In the merchandise tent behind the grandstand, there are endless racks of Team USA official merchandise, all of it emblazoned with that same swoosh. Many of the athletes in this four-day meet that will choose the U.S. team at the August world championships in Moscow are wearing Nike shoes or apparel (whether they are successful enough to be sponsored by Nike, attended a college with a Nike association or simply bought their own gear and preferred Nike). Many of the friends, family members and track fans baking under the Midwest sun and watching the meet are wearing Nike gear of some sort.
There are other sponsorship totems present within the stadium walls, but no corporate symbol is more ubiquitous here than the swoosh, and it is not close. Nike pays for this presence. There is, however, one place you will not see a swoosh this weekend: On the uniform of 2012 Olympic 1500 meter silver medalist Leo Manzano (above, PhotoRun). You won't find any other shoe or apparel company logo at all on Manzano, because, 10 months after winning a truly historic medal while running under Nike sponsorship, he has no sponsors at all. He is, in the parlance of the sport, running "unattached.'' (A dreaded title that sounds almost medical but is, in fact, strictly financial).

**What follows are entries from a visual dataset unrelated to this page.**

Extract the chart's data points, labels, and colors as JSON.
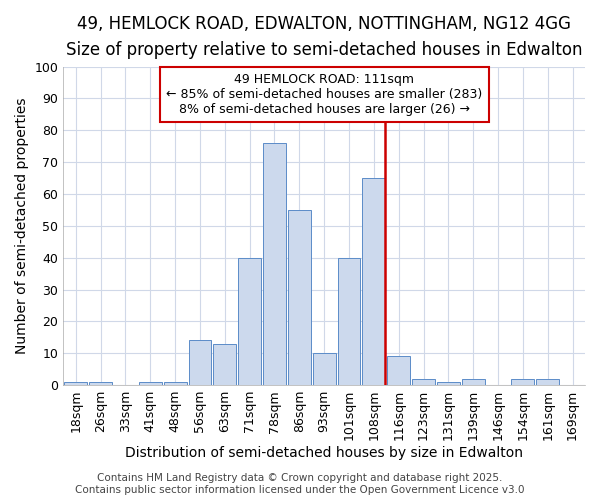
{
  "title1": "49, HEMLOCK ROAD, EDWALTON, NOTTINGHAM, NG12 4GG",
  "title2": "Size of property relative to semi-detached houses in Edwalton",
  "xlabel": "Distribution of semi-detached houses by size in Edwalton",
  "ylabel": "Number of semi-detached properties",
  "categories": [
    "18sqm",
    "26sqm",
    "33sqm",
    "41sqm",
    "48sqm",
    "56sqm",
    "63sqm",
    "71sqm",
    "78sqm",
    "86sqm",
    "93sqm",
    "101sqm",
    "108sqm",
    "116sqm",
    "123sqm",
    "131sqm",
    "139sqm",
    "146sqm",
    "154sqm",
    "161sqm",
    "169sqm"
  ],
  "values": [
    1,
    1,
    0,
    1,
    1,
    14,
    13,
    40,
    76,
    55,
    10,
    40,
    65,
    9,
    2,
    1,
    2,
    0,
    2,
    2,
    0
  ],
  "bar_color": "#ccd9ed",
  "bar_edge_color": "#5b8cc8",
  "vline_color": "#cc0000",
  "annotation_line1": "49 HEMLOCK ROAD: 111sqm",
  "annotation_line2": "← 85% of semi-detached houses are smaller (283)",
  "annotation_line3": "8% of semi-detached houses are larger (26) →",
  "annotation_box_color": "#ffffff",
  "annotation_box_edge": "#cc0000",
  "ylim": [
    0,
    100
  ],
  "yticks": [
    0,
    10,
    20,
    30,
    40,
    50,
    60,
    70,
    80,
    90,
    100
  ],
  "plot_bg_color": "#ffffff",
  "fig_bg_color": "#ffffff",
  "grid_color": "#d0d8e8",
  "footer": "Contains HM Land Registry data © Crown copyright and database right 2025.\nContains public sector information licensed under the Open Government Licence v3.0",
  "title_fontsize": 12,
  "subtitle_fontsize": 10,
  "axis_label_fontsize": 10,
  "tick_fontsize": 9,
  "annot_fontsize": 9,
  "footer_fontsize": 7.5
}
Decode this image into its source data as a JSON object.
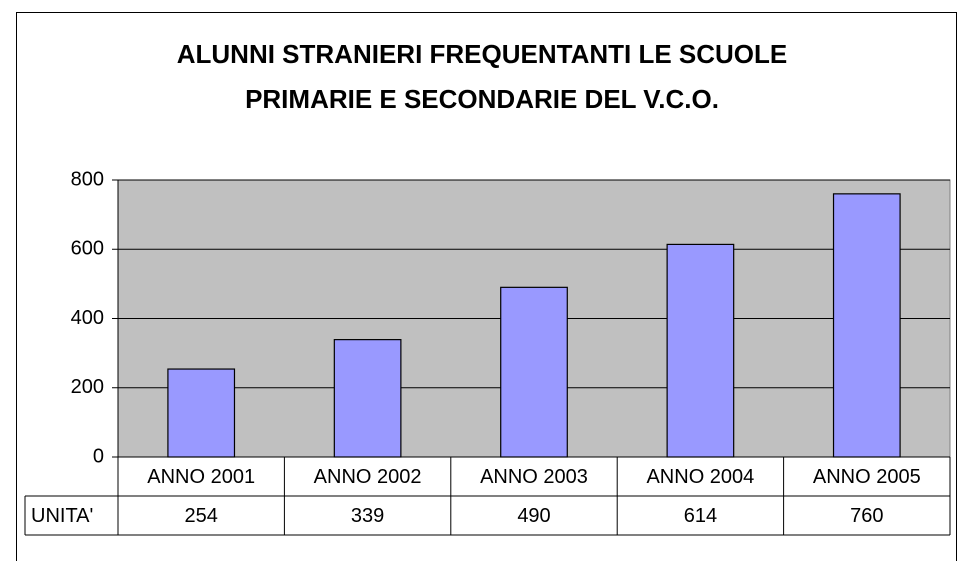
{
  "chart_data": {
    "type": "bar",
    "title": [
      "ALUNNI STRANIERI FREQUENTANTI LE SCUOLE",
      "PRIMARIE E SECONDARIE DEL V.C.O."
    ],
    "categories": [
      "ANNO 2001",
      "ANNO 2002",
      "ANNO 2003",
      "ANNO 2004",
      "ANNO 2005"
    ],
    "series": [
      {
        "name": "UNITA'",
        "color": "#9999ff",
        "values": [
          254,
          339,
          490,
          614,
          760
        ]
      }
    ],
    "ylim": [
      0,
      800
    ],
    "yticks": [
      0,
      200,
      400,
      600,
      800
    ],
    "grid": true,
    "plot_background": "#c0c0c0",
    "data_table": true
  }
}
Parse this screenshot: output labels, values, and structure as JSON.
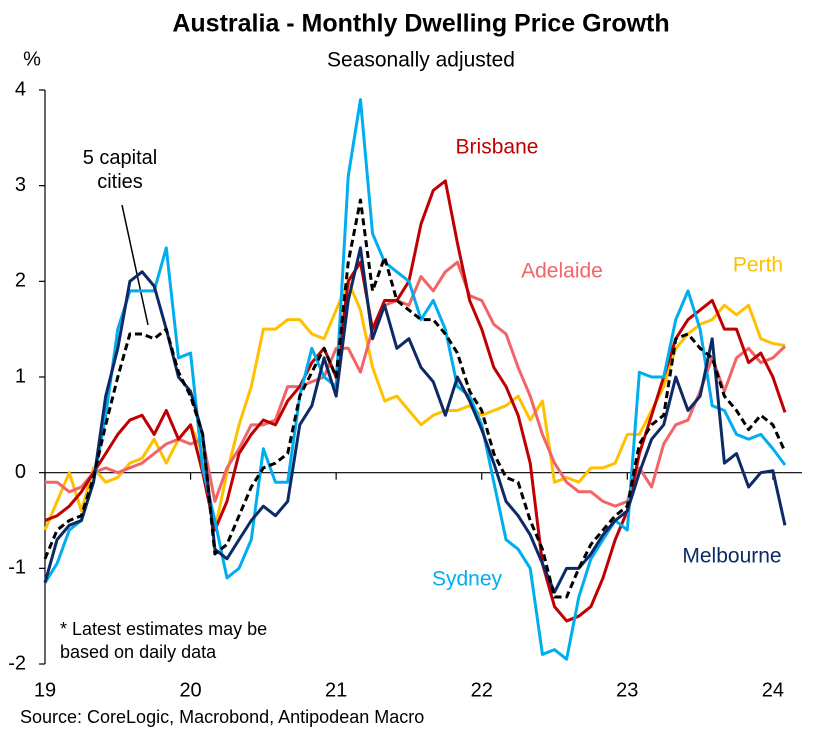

And in this juxtaposition, a decorated runner absent sponsorship and a stadium decorated in swooshes, comes a hard lesson in the economics of professional track and field and, by extension, of Olympic sport. For every Allyson Felix, for every Tyson Gay (and my goodness, for every Usain Bolt), there are dozens and dozens of accomplished athletes whose earnings fall far south of lucrative, trending toward poverty.
(Leave it to extroverted hurdler Lolo Jones, who is competing here this weekend in her hometown, to uniquely shine a light on this circumstance with her Vine post Tuesday, showing her season-long earnings of $741.84 as a member of the U.S. national bobsled team. The posting triggered a variety of responses, not least from other obscure sport Olympians who had made far less than that for their endeavors. Jones the hurdler is not obscure and is highly compensated by shoe-and-apparel sponsor ASICS and energy drink Red Bull. Manzano is also not obscure, but is currently scarcely compensated at all).